Mais, vous-même, dans le processus d’écriture, quelle est la plus grande satisfaction que vous ayez eue ? Dans votre processus d’écriture, quel livre est différent des autres, vous plaît le plus, par exemple ?
Pour moi, le dernier es important dans le sens où l’histoire s’appelle Le secret Hemingway. Je parle beaucoup de la différence dans mes livres. Je ne parle quasiment que de ça. Là, c’était l’histoire de Gregory Hemingway qui est devenu Gloria Hemingway et qui était transgenre. Je suis contente d’avoir fait ça parce que j’ai le sentiment socialement de participer un petit peu à des choses dont on parle beaucoup maintenant.
J’ai beaucoup parlé de l’homosexualité dans mes livres. Ça me paraissait une chose importante. Et puis de l’écriture elle-même parce que je trouve qu’écrire, c’est aussi s’engager, faire un contrat avec soi-même pendant un an voire deux ans.

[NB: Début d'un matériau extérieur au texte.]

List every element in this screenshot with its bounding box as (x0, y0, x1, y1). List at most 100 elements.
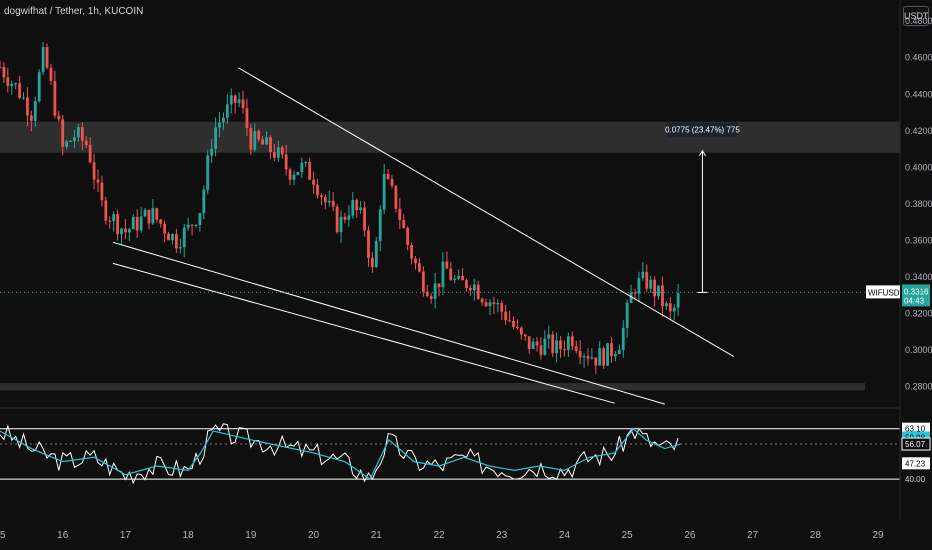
candle-body (590, 357, 594, 359)
candle-body (41, 47, 45, 73)
candle-body (280, 147, 284, 155)
candle-body (480, 298, 484, 303)
candle-body (0, 66, 2, 68)
candle-body (92, 162, 96, 180)
candle-body (112, 214, 116, 222)
measure-tool: 0.0775 (23.47%) 775 (665, 122, 740, 293)
candle-body (237, 99, 241, 103)
rsi-ma-line (0, 428, 681, 480)
candle-body (241, 99, 245, 109)
candle-body (88, 145, 92, 163)
candle-body (10, 83, 14, 86)
x-tick-14: 29 (872, 530, 884, 541)
candle-body (606, 343, 609, 366)
candle-body (641, 271, 645, 279)
candle-body (516, 326, 519, 328)
y-tick-10: 0.2800 (905, 382, 932, 392)
candle-body (402, 220, 406, 228)
countdown-label: 04:43 (904, 296, 925, 305)
candle-body (159, 219, 163, 224)
supply-demand-zones (0, 121, 900, 391)
chart-title: dogwifhat / Tether, 1h, KUCOIN (4, 6, 144, 17)
candle-body (394, 185, 398, 209)
candle-body (18, 83, 21, 98)
y-tick-5: 0.3800 (905, 199, 932, 209)
candle-body (476, 284, 480, 299)
candle-body (508, 320, 511, 322)
candle-body (457, 275, 461, 279)
candle-body (171, 234, 174, 241)
candle-body (167, 233, 170, 241)
candle-body (586, 356, 590, 359)
candle-body (355, 199, 359, 211)
measure-label: 0.0775 (23.47%) 775 (665, 126, 740, 135)
currency-button[interactable]: USDT (903, 6, 929, 26)
candle-body (65, 141, 69, 147)
candle-body (100, 182, 104, 201)
candle-body (531, 341, 535, 349)
candle-body (566, 336, 570, 351)
candle-body (390, 178, 394, 186)
candle-body (351, 199, 355, 216)
candle-body (492, 302, 496, 305)
candle-body (108, 220, 112, 222)
candle-body (664, 303, 668, 307)
candle-body (249, 128, 253, 150)
candle-body (374, 241, 378, 268)
candle-body (116, 214, 119, 235)
candle-body (6, 77, 10, 86)
candle-body (343, 216, 347, 220)
candle-body (574, 346, 578, 351)
candle-body (410, 244, 413, 259)
candle-body (33, 101, 37, 121)
candle-body (49, 67, 53, 81)
candle-body (472, 284, 476, 291)
candle-body (559, 340, 562, 350)
candle-body (629, 292, 633, 303)
candle-body (661, 285, 664, 307)
candle-body (174, 234, 178, 249)
x-tick-3: 18 (183, 530, 195, 541)
x-tick-2: 17 (120, 530, 132, 541)
rsi-label-box-2 (901, 437, 931, 451)
candle-body (633, 292, 637, 294)
candle-body (22, 97, 25, 99)
candle-body (461, 275, 464, 281)
candle-body (143, 209, 147, 217)
candle-body (257, 130, 261, 140)
candle-body (214, 127, 217, 149)
candle-body (523, 334, 527, 337)
candle-body (594, 357, 598, 366)
candle-body (163, 223, 167, 234)
candle-body (76, 127, 80, 138)
candle-body (339, 216, 343, 233)
candle-body (649, 279, 653, 289)
candle-body (2, 67, 6, 78)
y-tick-1: 0.4600 (905, 53, 932, 63)
candle-body (218, 122, 221, 128)
candle-body (323, 197, 327, 203)
x-tick-7: 22 (433, 530, 445, 541)
candle-body (602, 348, 606, 366)
y-tick-9: 0.3000 (905, 345, 932, 355)
candle-body (276, 147, 280, 158)
candle-body (672, 307, 676, 312)
symbol-label: WIFUSDT (868, 288, 905, 297)
candle-body (178, 247, 182, 249)
candle-body (504, 311, 508, 321)
candle-body (245, 108, 249, 129)
candle-body (308, 162, 312, 180)
candle-body (29, 115, 33, 121)
candle-body (96, 179, 100, 183)
candle-body (382, 173, 386, 210)
candle-body (543, 338, 547, 355)
candle-body (527, 336, 531, 349)
x-tick-5: 20 (308, 530, 320, 541)
candle-body (296, 172, 300, 175)
candle-body (386, 173, 390, 179)
candle-body (370, 257, 374, 268)
x-tick-13: 28 (810, 530, 822, 541)
candle-body (53, 80, 57, 116)
candle-body (272, 151, 276, 158)
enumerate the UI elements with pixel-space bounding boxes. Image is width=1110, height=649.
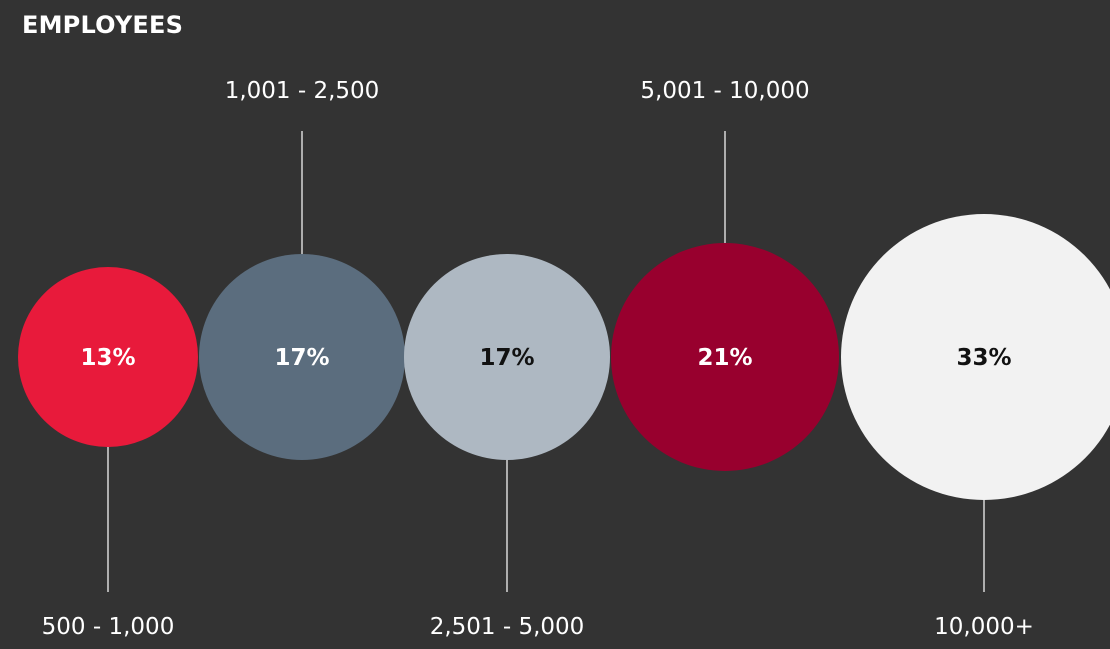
value-label-2501-5000: 17% bbox=[479, 345, 534, 371]
value-label-10000-plus: 33% bbox=[956, 345, 1011, 371]
category-label-1001-2500: 1,001 - 2,500 bbox=[225, 78, 380, 104]
category-label-500-1000: 500 - 1,000 bbox=[42, 614, 175, 640]
bubble-10000-plus bbox=[841, 214, 1110, 500]
value-label-1001-2500: 17% bbox=[274, 345, 329, 371]
category-label-5001-10000: 5,001 - 10,000 bbox=[640, 78, 809, 104]
category-label-10000-plus: 10,000+ bbox=[934, 614, 1034, 640]
category-label-2501-5000: 2,501 - 5,000 bbox=[430, 614, 585, 640]
bubble-1001-2500 bbox=[199, 254, 405, 460]
value-label-500-1000: 13% bbox=[80, 345, 135, 371]
value-label-5001-10000: 21% bbox=[697, 345, 752, 371]
bubble-5001-10000 bbox=[611, 243, 839, 471]
chart-title: EMPLOYEES bbox=[22, 11, 184, 39]
bubble-2501-5000 bbox=[404, 254, 610, 460]
bubble-500-1000 bbox=[18, 267, 198, 447]
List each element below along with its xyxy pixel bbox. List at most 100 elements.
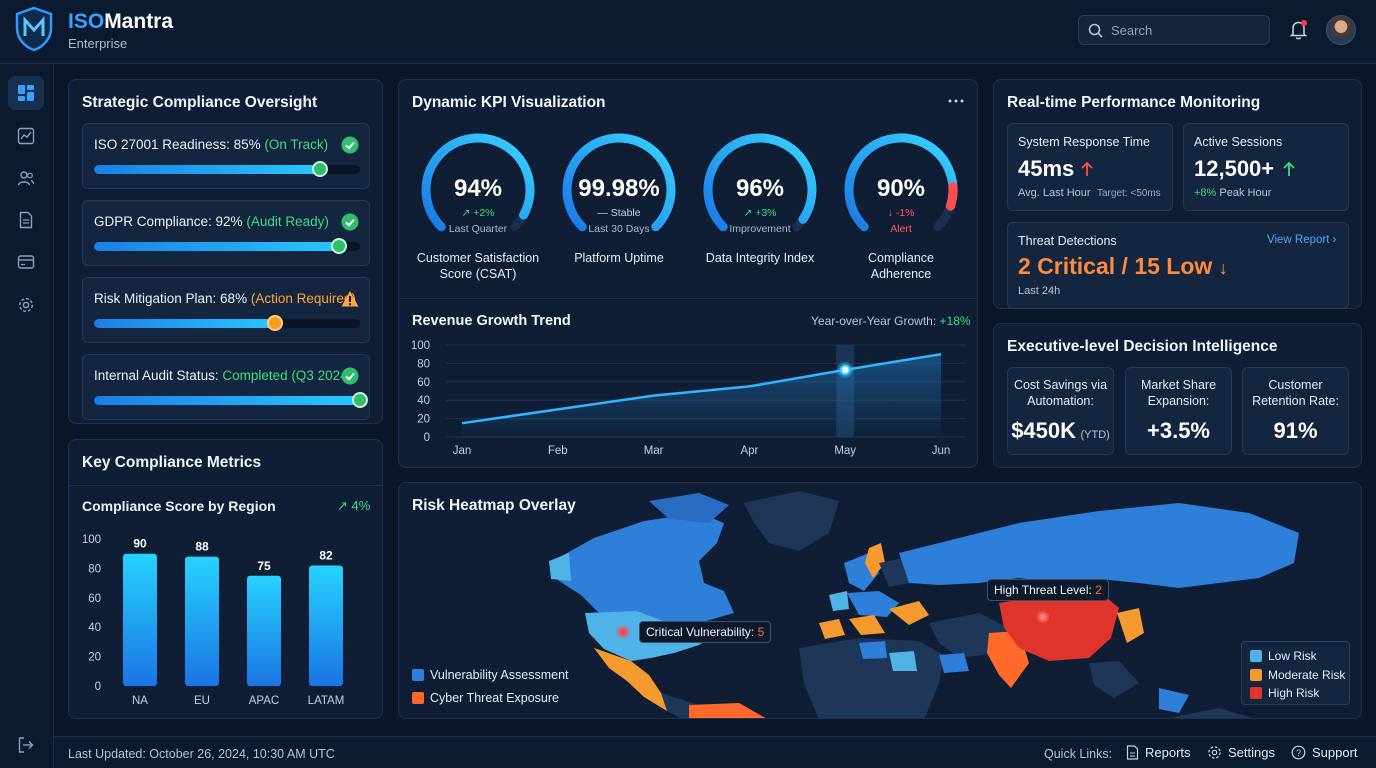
y-tick-label: 40 <box>417 395 430 407</box>
support-text: Support <box>1312 745 1358 760</box>
x-tick-label: LATAM <box>308 695 345 707</box>
support-link[interactable]: ? Support <box>1291 745 1358 760</box>
decision-label: Cost Savings via <box>1013 378 1108 392</box>
response-time-value: 45ms <box>1018 156 1075 181</box>
progress-knob[interactable] <box>266 315 283 331</box>
sidebar-item-billing[interactable] <box>8 245 44 279</box>
logout-icon <box>18 737 34 753</box>
view-report-link[interactable]: View Report › <box>1267 234 1336 246</box>
view-report-text: View Report <box>1267 234 1330 246</box>
arrow-up-icon <box>1283 161 1295 176</box>
performance-title: Real-time Performance Monitoring <box>1007 94 1261 111</box>
search-icon <box>1088 23 1103 38</box>
y-tick-label: 40 <box>88 622 101 634</box>
shield-logo-icon <box>15 6 53 52</box>
metrics-trend: ↗ 4% <box>337 498 371 513</box>
bar[interactable] <box>123 553 157 686</box>
user-avatar[interactable] <box>1326 15 1356 45</box>
settings-text: Settings <box>1228 745 1275 760</box>
bar[interactable] <box>247 575 281 686</box>
decision-value: $450K (YTD) <box>1008 418 1113 444</box>
brand-subtitle: Enterprise <box>68 36 128 51</box>
sessions-value: 12,500+ <box>1194 156 1275 181</box>
decision-value-text: +3.5% <box>1147 418 1210 443</box>
y-tick-label: 80 <box>88 563 101 575</box>
kpi-gauge <box>421 133 535 232</box>
kpi-gauge <box>703 133 817 232</box>
warning-icon <box>341 291 359 307</box>
reports-link[interactable]: Reports <box>1126 745 1191 760</box>
compliance-item-card[interactable]: Internal Audit Status: Completed (Q3 202… <box>82 354 370 420</box>
chevron-right-icon: › <box>1332 234 1337 246</box>
gauge-delta: ↗ +2% <box>461 207 495 219</box>
progress-fill <box>94 396 360 405</box>
threat-value: 2 Critical / 15 Low ↓ <box>1018 253 1228 280</box>
search-input[interactable]: Search <box>1078 15 1270 45</box>
line-point[interactable] <box>839 364 851 376</box>
decision-card: Cost Savings via Automation: $450K (YTD) <box>1007 367 1114 455</box>
threat-sub: Last 24h <box>1018 285 1061 297</box>
help-icon: ? <box>1291 745 1306 760</box>
threat-label: Threat Detections <box>1018 234 1117 248</box>
compliance-item-card[interactable]: GDPR Compliance: 92% (Audit Ready) <box>82 200 370 266</box>
gauge-period: Last Quarter <box>448 223 508 235</box>
legend-swatch <box>412 692 424 704</box>
compliance-item-label: Internal Audit Status: Completed (Q3 202… <box>94 368 352 383</box>
tip-high-label: High Threat Level: <box>994 583 1092 597</box>
gauge-delta: ↗ +3% <box>743 207 777 219</box>
tip-critical-label: Critical Vulnerability: <box>646 625 755 639</box>
decision-suffix: (YTD) <box>1080 429 1110 441</box>
response-time-label: System Response Time <box>1018 135 1150 149</box>
compliance-item-card[interactable]: Risk Mitigation Plan: 68% (Action Requir… <box>82 277 370 343</box>
quick-links-label: Quick Links: <box>1044 747 1113 761</box>
notification-bell-icon[interactable] <box>1288 19 1310 41</box>
top-bar: ISOMantra Enterprise Search <box>0 0 1376 64</box>
check-icon <box>341 213 359 231</box>
compliance-item-label: ISO 27001 Readiness: 85% (On Track) <box>94 137 328 152</box>
progress-knob[interactable] <box>312 161 329 177</box>
line-series <box>461 352 942 425</box>
settings-link[interactable]: Settings <box>1207 745 1275 760</box>
decision-label-line2: Expansion: <box>1147 394 1210 408</box>
progress-knob[interactable] <box>330 238 347 254</box>
heatmap-title: Risk Heatmap Overlay <box>412 497 576 514</box>
sidebar-item-documents[interactable] <box>8 203 44 237</box>
progress-knob[interactable] <box>352 392 368 408</box>
revenue-title: Revenue Growth Trend <box>412 313 571 329</box>
y-tick-label: 100 <box>82 534 101 546</box>
divider <box>69 485 382 486</box>
y-tick-label: 20 <box>88 652 101 664</box>
yoy-value: +18% <box>939 314 971 328</box>
sidebar-item-analytics[interactable] <box>8 119 44 153</box>
legend-label: Vulnerability Assessment <box>430 668 569 682</box>
gauge-name: Platform Uptime <box>574 251 664 265</box>
sessions-delta: +8% <box>1194 187 1217 199</box>
brand-name[interactable]: ISOMantra <box>68 10 174 33</box>
legend-label: High Risk <box>1268 686 1320 700</box>
bar-value-label: 88 <box>195 540 209 554</box>
footer: Last Updated: October 26, 2024, 10:30 AM… <box>54 736 1376 768</box>
sidebar <box>0 64 54 768</box>
compliance-item-label: Risk Mitigation Plan: 68% (Action Requir… <box>94 291 356 306</box>
world-map[interactable] <box>399 483 1362 719</box>
x-tick-label: APAC <box>249 695 279 707</box>
sidebar-item-users[interactable] <box>8 161 44 195</box>
bar[interactable] <box>309 565 343 686</box>
x-tick-label: May <box>834 445 856 457</box>
gauge-period: Alert <box>890 223 912 235</box>
response-time-card: System Response Time 45ms Avg. Last Hour… <box>1007 123 1173 211</box>
sidebar-item-dashboard[interactable] <box>8 76 44 110</box>
check-icon <box>341 136 359 154</box>
legend-label: Moderate Risk <box>1268 667 1346 682</box>
brand-name-b: Mantra <box>104 10 174 33</box>
risk-legend: Low Risk Moderate Risk High Risk <box>1241 641 1350 705</box>
kpi-gauge <box>844 133 958 232</box>
compliance-item-card[interactable]: ISO 27001 Readiness: 85% (On Track) <box>82 123 370 189</box>
more-options-icon[interactable] <box>947 94 965 108</box>
sidebar-item-settings[interactable] <box>8 288 44 322</box>
sidebar-item-logout[interactable] <box>8 728 44 762</box>
oversight-title: Strategic Compliance Oversight <box>82 94 318 111</box>
card-icon <box>17 255 35 269</box>
x-tick-label: Feb <box>548 445 568 457</box>
bar[interactable] <box>185 556 219 686</box>
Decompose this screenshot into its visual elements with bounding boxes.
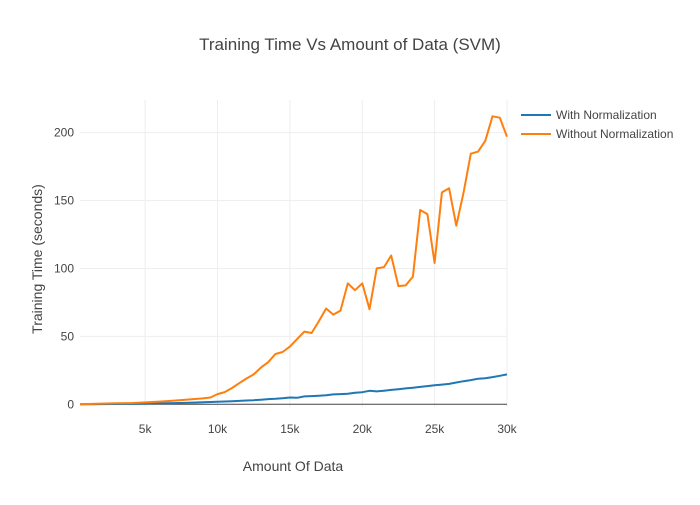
chart-title: Training Time Vs Amount of Data (SVM): [199, 35, 501, 54]
legend-item[interactable]: With Normalization: [521, 108, 657, 122]
x-tick-label: 20k: [353, 422, 373, 436]
series-line-without-normalization: [79, 115, 508, 406]
axes: 5k 10k 15k 20k 25k 30k 0 50 100 150 200: [54, 126, 518, 436]
legend-item[interactable]: Without Normalization: [521, 127, 673, 141]
x-tick-label: 5k: [139, 422, 153, 436]
legend[interactable]: With Normalization Without Normalization: [521, 108, 673, 141]
legend-label: With Normalization: [556, 108, 657, 122]
grid: [80, 100, 508, 407]
x-tick-label: 10k: [208, 422, 228, 436]
y-axis-title: Training Time (seconds): [29, 184, 45, 334]
series-line-with-normalization: [79, 373, 508, 406]
y-tick-label: 50: [61, 329, 75, 343]
y-tick-label: 150: [54, 194, 74, 208]
x-axis-title: Amount Of Data: [243, 458, 344, 474]
y-tick-label: 200: [54, 126, 74, 140]
series-layer: [79, 115, 508, 406]
x-tick-label: 15k: [280, 422, 300, 436]
legend-label: Without Normalization: [556, 127, 673, 141]
x-tick-label: 30k: [497, 422, 517, 436]
y-tick-label: 100: [54, 261, 74, 275]
x-tick-label: 25k: [425, 422, 445, 436]
y-tick-label: 0: [67, 397, 74, 411]
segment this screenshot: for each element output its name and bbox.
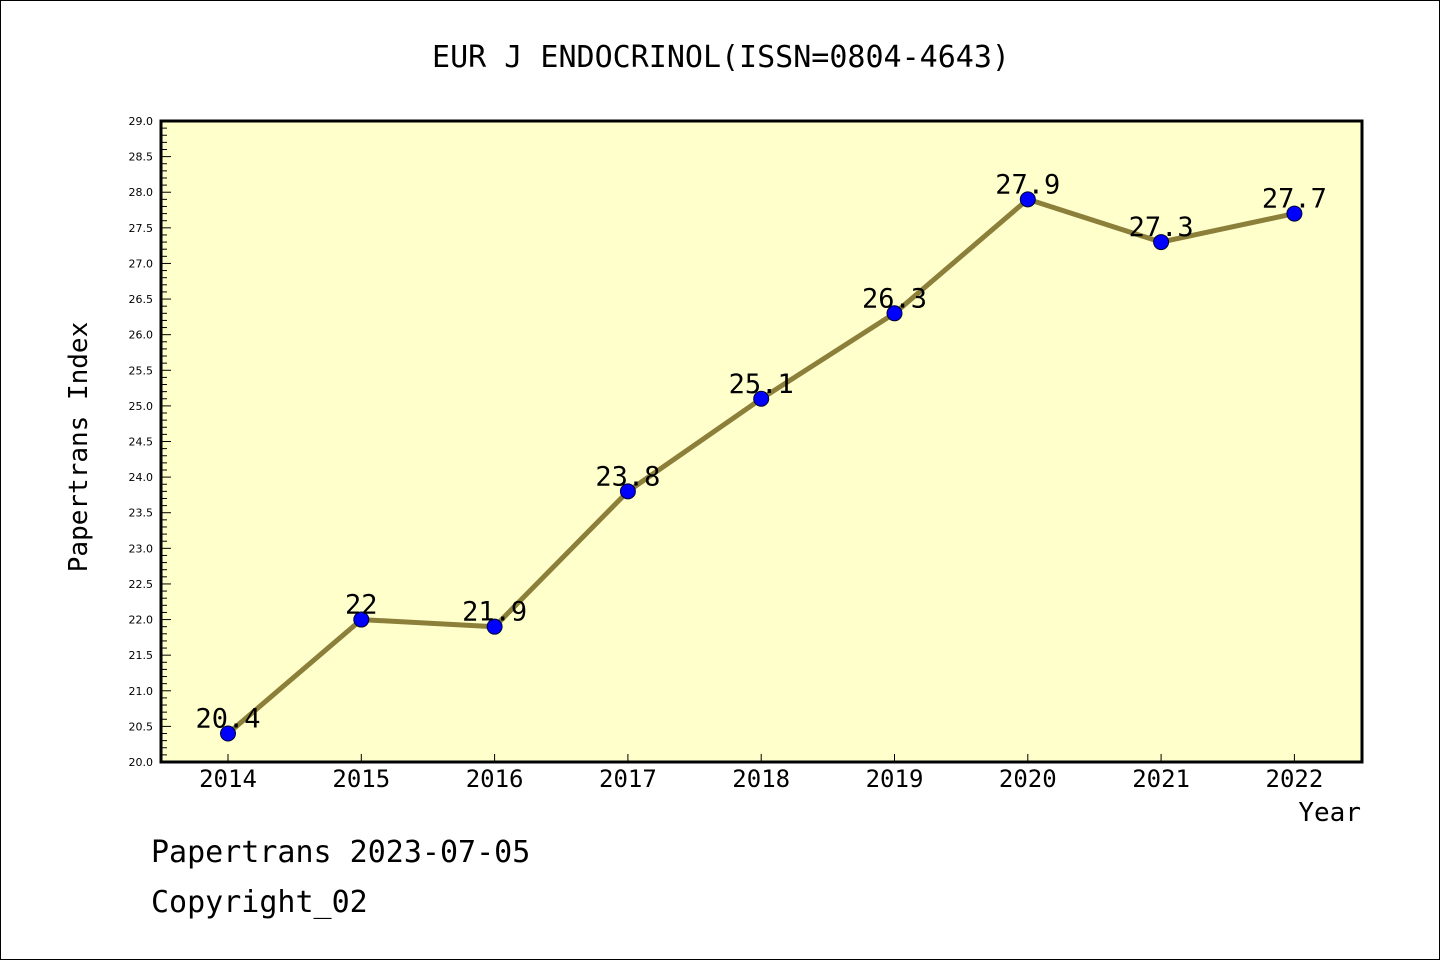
data-label: 26.3 (862, 283, 927, 314)
y-axis: 20.0 20.5 21.0 21.5 22.0 22.5 23.0 23.5 24.0 24.5… (129, 115, 171, 769)
y-tick-label: 24.5 (129, 436, 154, 449)
y-tick-label: 21.0 (129, 685, 154, 698)
y-tick-label: 25.0 (129, 400, 154, 413)
x-tick-label: 2017 (599, 765, 657, 793)
y-tick-label: 20.0 (129, 756, 154, 769)
data-label: 27.9 (995, 169, 1060, 200)
y-tick-label: 21.5 (129, 649, 154, 662)
chart-title: EUR J ENDOCRINOL(ISSN=0804-4643) (432, 40, 1010, 75)
x-tick-label: 2016 (466, 765, 524, 793)
y-tick-label: 29.0 (129, 115, 154, 128)
x-axis: 2014 2015 2016 2017 2018 2019 2020 2021 2022 (199, 754, 1323, 793)
y-tick-label: 23.0 (129, 542, 154, 555)
x-tick-label: 2015 (332, 765, 390, 793)
x-tick-label: 2020 (999, 765, 1057, 793)
data-labels: 20.4 22 21.9 23.8 25.1 26.3 27.9 27.3 27.7 (195, 169, 1326, 734)
x-tick-label: 2022 (1266, 765, 1324, 793)
plot-area (159, 119, 1364, 764)
x-tick-label: 2018 (732, 765, 790, 793)
data-label: 21.9 (462, 597, 527, 628)
data-point (619, 483, 636, 500)
y-tick-label: 25.5 (129, 364, 154, 377)
data-point (486, 618, 503, 635)
data-markers (220, 191, 1303, 742)
data-label: 20.4 (195, 704, 260, 735)
y-tick-label: 22.0 (129, 614, 154, 627)
y-tick-label: 28.0 (129, 186, 154, 199)
data-label: 23.8 (595, 461, 660, 492)
data-point (1153, 234, 1170, 251)
x-tick-label: 2021 (1132, 765, 1190, 793)
data-label: 27.3 (1129, 212, 1194, 243)
data-point (1019, 191, 1036, 208)
y-tick-label: 23.5 (129, 507, 154, 520)
data-label: 25.1 (729, 369, 794, 400)
y-tick-label: 27.5 (129, 222, 154, 235)
y-tick-label: 22.5 (129, 578, 154, 591)
x-axis-label: Year (1298, 798, 1361, 828)
data-point (1286, 205, 1303, 222)
y-tick-label: 26.0 (129, 329, 154, 342)
x-tick-label: 2014 (199, 765, 257, 793)
footer-date: Papertrans 2023-07-05 (151, 835, 531, 870)
data-label: 22 (345, 590, 378, 621)
y-axis-label: Papertrans Index (64, 322, 94, 572)
data-label: 27.7 (1262, 184, 1327, 215)
data-point (353, 611, 370, 628)
data-point (886, 305, 903, 322)
y-tick-label: 24.0 (129, 471, 154, 484)
data-point (753, 390, 770, 407)
x-tick-label: 2019 (866, 765, 924, 793)
footer-copyright: Copyright_02 (151, 885, 368, 920)
y-tick-label: 28.5 (129, 151, 154, 164)
y-tick-label: 20.5 (129, 720, 154, 733)
y-tick-label: 27.0 (129, 257, 154, 270)
data-point (220, 725, 236, 742)
y-tick-label: 26.5 (129, 293, 154, 306)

Autrement, dans les très bons souvenirs d’écriture, je donne des cours dans une école d’écriture. Après, c’est juste magique de pouvoir maintenant transmettre à des élèves des petits outils. On n’apprend pas à écrire, mais on apprend à organiser, on apprend à structurer, on apprend à ne pas tomber dans les pièges.
Quel conseil donneriez-vous à quelqu’un qui veut être publié ?
Je lui dirais : surtout ne veux pas être publié, écris, on verra après.
L’écriture, c’est un travail de discipline. Pour moi, il y a trois mots magiques pour l’écriture : discipline, inconscience, décontraction.
Mélanger tout ça, c’est difficile, mais je pense que c’est le secret. Et travailler tout le temps, ne pas arrêter. C’est ce que je dis à mes élèves à l’école, ne pas arrêter.
Y a-t-il une question que je ne vous ai pas posée, à laquelle vous aimeriez répondre ?
Est-ce que quand on écrit enfant, on a plus de chance d’écrire plus tard ? Je pense que oui. Je pense que ça détermine beaucoup l’écriture, même si on écrit des poésies, toutes sortes de choses, des mots.
Je pense que ça conditionne beaucoup, et puis la lecture, évidemment. Il faut mettre des livres dans les pattes des enfants. Parce que quand je vois des écrans, je ne dis pas qu’il ne faut pas montrer des jeux aux enfants et des histoires à travers les écrans, parce que ça ouvre sur l’idée d’écrire des histoires.
Je pense que ça se fait dans l’enfance tout ça.
Est-ce qu’il faut avoir des failles quand on écrit ? Je pense que oui. Je pense qu’il faut avoir des choses qu’on n’a peut-être pas réglées dans sa vie pour réussir à avancer. Je ne pense pas que le bonheur favorise l’écriture.
Tout ça n’est pas pessimiste. Je suis relativement heureuse dans ma vie. Mais on sait que le bonheur, c’est des touches éparses.
Ça doit donner confiance aux gens qui ont de gros pépins. Quand on a traversé pas mal de choses, je pense que l’écriture s’affine.